Latitudinal Distribution of the Photospheric Magnetic Fields of Different Magnitudes

TL;DR

This study analyzes the latitudinal distribution of photospheric magnetic fields of various magnitudes over three solar cycles, revealing distinct patterns linked to different solar activity features.

Contribution

It provides a detailed characterization of how magnetic field strengths correlate with specific solar activity manifestations across latitudes and time.

Findings

Strong fields (>15 G) relate to sunspot zones and polar faculae.

Weak fields (<5 G) are prevalent in equatorial and mid-latitude regions.

Magnetic field distributions vary significantly with magnitude and latitude.

Abstract

Photospheric magnetic fields are studied using synoptic maps from 1976 to 2003 produced at the National Solar Observatory, Kitt Peak (NSO/KP). Synoptic maps were averaged over the time interval of nearly three solar cycles (Solar Cycles 21-23). The change in the latitudinal distribution was considered for the following groups of magnetic field values: B = 0-5 G, B = 5-15 G, B = 15-50 G, and B>50 G. Magnetic fields in each of the above groups have common latitudinal distribution features, while for different field groups these features are significantly different. Each of the groups is closely related to a certain manifestation of solar activity.
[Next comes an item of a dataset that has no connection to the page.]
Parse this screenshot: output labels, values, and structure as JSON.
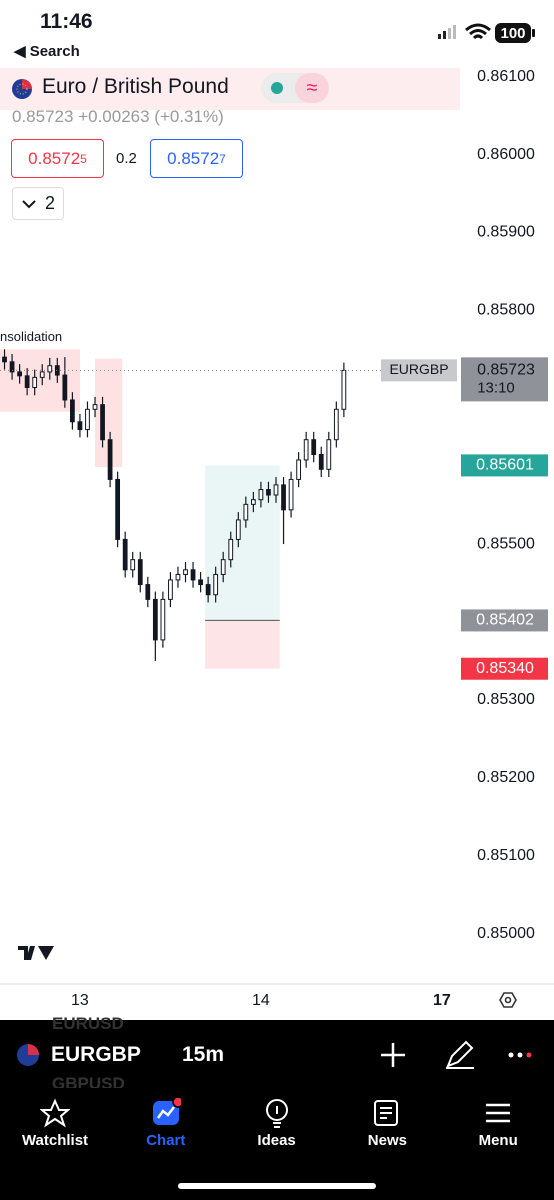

Strong magnetic fields are connected with two types of solar activity: active regions (magnetic fields B>15 G)that are related to sunspot zones, and polar faculae (magnetic fields 50 G > B > 15 G) that occupy latitudes around 65$^\circ$-75$^\circ$. Fields from 5 to 15 G occupy the polar regions and are connected with polar coronal holes (the global solar dipole). Fields of B<5 G occupy a) the equatorial region and b) latitudes 40$^{\circ}$-60$^\circ$.